Fifteen years ago, Simon Stephens's third play was a different beast: "a frontline report from the sink estates," according to the Telegraph. It showed an impoverished and inhospitable East London: school bullies sniping at their soft-centred classmates, damaged adults incapable of protecting their young, children preyed on by paedophiles. It asked what happened to childhood. When did kids stop being carefree? When did innocence dry up?
Fourteen year-old Billy (Max Gill) is circled by bullies. Scott (Billy Matthews), the ringleader, picks on him for a reason: Billy's dad put his older brother in prison. A year earlier, the body of a 13 year-old girl surfaced in the Limehouse canal, and Billy's dad was the key witness.

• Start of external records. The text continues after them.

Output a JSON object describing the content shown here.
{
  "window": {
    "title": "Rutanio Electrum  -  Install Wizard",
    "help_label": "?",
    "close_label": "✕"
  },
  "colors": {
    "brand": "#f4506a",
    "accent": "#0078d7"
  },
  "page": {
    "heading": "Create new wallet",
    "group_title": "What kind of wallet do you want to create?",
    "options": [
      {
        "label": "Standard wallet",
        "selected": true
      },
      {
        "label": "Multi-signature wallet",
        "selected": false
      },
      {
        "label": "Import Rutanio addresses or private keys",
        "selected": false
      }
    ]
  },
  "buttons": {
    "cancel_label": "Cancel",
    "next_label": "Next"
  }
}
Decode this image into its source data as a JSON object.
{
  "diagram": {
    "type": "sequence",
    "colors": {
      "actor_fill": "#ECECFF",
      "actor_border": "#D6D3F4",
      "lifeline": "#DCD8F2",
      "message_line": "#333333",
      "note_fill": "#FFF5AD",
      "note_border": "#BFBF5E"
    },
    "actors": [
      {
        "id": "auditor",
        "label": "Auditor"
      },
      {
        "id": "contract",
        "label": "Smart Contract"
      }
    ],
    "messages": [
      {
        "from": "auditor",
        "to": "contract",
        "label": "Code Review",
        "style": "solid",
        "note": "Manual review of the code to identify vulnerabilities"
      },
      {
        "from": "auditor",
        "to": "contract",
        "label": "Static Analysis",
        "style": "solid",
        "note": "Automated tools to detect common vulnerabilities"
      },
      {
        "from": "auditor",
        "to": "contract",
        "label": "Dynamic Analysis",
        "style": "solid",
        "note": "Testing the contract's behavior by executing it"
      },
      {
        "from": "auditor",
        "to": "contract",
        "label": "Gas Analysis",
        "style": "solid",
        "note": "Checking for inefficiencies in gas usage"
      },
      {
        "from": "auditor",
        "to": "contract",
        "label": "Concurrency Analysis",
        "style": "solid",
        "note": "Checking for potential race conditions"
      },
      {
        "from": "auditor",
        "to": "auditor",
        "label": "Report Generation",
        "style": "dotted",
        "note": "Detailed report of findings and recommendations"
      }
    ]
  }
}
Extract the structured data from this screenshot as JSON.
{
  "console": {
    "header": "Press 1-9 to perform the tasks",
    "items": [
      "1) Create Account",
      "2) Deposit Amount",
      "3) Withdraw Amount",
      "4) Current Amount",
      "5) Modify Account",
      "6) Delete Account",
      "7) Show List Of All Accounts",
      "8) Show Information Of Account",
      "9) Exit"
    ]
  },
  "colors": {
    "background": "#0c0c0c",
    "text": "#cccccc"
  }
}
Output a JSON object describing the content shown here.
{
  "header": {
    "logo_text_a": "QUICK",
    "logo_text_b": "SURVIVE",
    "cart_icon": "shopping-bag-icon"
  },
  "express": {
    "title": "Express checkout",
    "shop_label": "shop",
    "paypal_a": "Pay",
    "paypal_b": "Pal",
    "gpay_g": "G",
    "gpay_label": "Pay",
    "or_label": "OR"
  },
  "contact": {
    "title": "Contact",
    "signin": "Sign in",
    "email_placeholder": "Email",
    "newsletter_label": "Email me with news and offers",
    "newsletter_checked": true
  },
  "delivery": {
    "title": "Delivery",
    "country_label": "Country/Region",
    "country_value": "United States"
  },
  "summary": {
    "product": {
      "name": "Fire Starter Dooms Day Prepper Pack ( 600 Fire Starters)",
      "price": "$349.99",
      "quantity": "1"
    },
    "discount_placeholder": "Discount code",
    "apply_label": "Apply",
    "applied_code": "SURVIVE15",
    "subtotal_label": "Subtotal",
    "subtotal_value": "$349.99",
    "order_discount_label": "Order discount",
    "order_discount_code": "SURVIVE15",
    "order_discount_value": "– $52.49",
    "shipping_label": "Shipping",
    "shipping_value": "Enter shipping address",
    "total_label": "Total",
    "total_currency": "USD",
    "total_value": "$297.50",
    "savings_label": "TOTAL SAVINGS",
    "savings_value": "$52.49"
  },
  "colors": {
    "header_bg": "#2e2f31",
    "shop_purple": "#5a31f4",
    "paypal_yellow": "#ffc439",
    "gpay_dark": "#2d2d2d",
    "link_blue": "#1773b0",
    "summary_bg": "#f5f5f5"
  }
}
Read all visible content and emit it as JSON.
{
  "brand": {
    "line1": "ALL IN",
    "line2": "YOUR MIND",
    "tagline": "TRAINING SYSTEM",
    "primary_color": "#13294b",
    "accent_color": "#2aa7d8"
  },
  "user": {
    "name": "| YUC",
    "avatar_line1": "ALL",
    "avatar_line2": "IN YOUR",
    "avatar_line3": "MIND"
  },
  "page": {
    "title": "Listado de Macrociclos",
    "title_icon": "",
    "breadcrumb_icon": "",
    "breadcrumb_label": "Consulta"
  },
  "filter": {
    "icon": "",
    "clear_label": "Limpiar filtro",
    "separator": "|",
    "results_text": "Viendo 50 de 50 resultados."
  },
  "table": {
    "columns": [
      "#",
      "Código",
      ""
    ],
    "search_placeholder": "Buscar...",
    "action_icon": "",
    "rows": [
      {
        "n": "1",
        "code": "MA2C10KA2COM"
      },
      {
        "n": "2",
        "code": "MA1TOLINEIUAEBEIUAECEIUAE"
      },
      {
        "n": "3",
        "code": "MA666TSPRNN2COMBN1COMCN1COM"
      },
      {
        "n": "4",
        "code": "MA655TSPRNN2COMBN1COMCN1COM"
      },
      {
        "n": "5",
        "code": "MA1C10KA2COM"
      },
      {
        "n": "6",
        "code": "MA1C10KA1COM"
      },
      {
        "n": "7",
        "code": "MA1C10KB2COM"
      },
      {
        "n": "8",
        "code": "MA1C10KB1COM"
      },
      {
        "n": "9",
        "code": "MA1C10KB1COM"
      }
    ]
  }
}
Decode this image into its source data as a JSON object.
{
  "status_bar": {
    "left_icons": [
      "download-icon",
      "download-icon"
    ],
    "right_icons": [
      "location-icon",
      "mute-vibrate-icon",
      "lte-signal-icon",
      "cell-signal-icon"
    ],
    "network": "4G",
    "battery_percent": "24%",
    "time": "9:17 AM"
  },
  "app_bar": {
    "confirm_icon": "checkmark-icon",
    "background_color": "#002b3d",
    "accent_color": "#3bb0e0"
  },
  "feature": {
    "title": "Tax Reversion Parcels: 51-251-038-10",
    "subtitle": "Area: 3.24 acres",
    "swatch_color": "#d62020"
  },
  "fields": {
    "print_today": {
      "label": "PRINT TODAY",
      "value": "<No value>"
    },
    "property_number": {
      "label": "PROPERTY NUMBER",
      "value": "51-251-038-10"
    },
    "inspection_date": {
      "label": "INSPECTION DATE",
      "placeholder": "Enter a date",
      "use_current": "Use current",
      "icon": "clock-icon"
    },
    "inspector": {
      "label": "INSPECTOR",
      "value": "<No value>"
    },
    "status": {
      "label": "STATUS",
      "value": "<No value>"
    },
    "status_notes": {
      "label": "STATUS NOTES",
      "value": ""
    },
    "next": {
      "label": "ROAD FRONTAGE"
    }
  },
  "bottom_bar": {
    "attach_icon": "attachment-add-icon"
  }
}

Now, Dad's washed up – divorced and depressed. He fishes insistently – Ed Gaughan's in chest waders – and wallows in his own problems, leaving his son to fend for himself. The play builds to an act of appalling brutality. The squeals stay with you for ages.
First time around, Herons was played for real. This time, in keeping with the Lyric's love of all things German, it's metaphor. Sean Holmes taps into its underlying forces; the monster lurking beneath the text's surface. Namely: fear.
This time Scott's brother Ross, issuing threats from his cell, stands for something much bigger: the something that's going to get you, whatever it might be. "I'm waiting for something terrible to happen," admits Billy's friend Adele.
We all are. Not a vengeful ex-con, but some cataclysm or other: economic collapse or environmental catastrophe. Hyemi Shin's design has floodgates that threaten to burst and, in front, of them, a roundabout shaped like an alien spacecraft. Something's going to get you, something bigger than any of us. (Herons eat fish, but fishermen shoot herons.) This is what stops kids being kids today: a world on the brink of disaster.
Holmes creates an unnerving atmosphere. Shin's rusty playground sits on a flooded stage. (Trenchfoot's an occupational hazard of acting these days.) Paule Constable's lighting is eerie and cold; Nick Manning's sound, subtly abrasive. There's menace in the air; in the golf club Scott swings; in the cackles of his devilish cronies (Ella McLouglin and Moses Adejemi, both tremendous). Even if Billy Matthews goes all-out Scarface, undermining his threats by showing his strength, his squad always make their presence felt, blowing bubbles or scrunching crisps at the side of the stage.
However, the disjointed, front-facing style causes problems of its own. Opting for symbolism over subtext, Holmes goes against the strengths of the writing. Stephens, a former schoolteacher, really tunes into teenage behaviour and language, while so many symbols – some clearer than others – risks overloading what's still quite a slight play, one that's not necessarily built for so much metaphor. Gains and losses.
Herons runs at the Lyric Hammersmith until 13 February.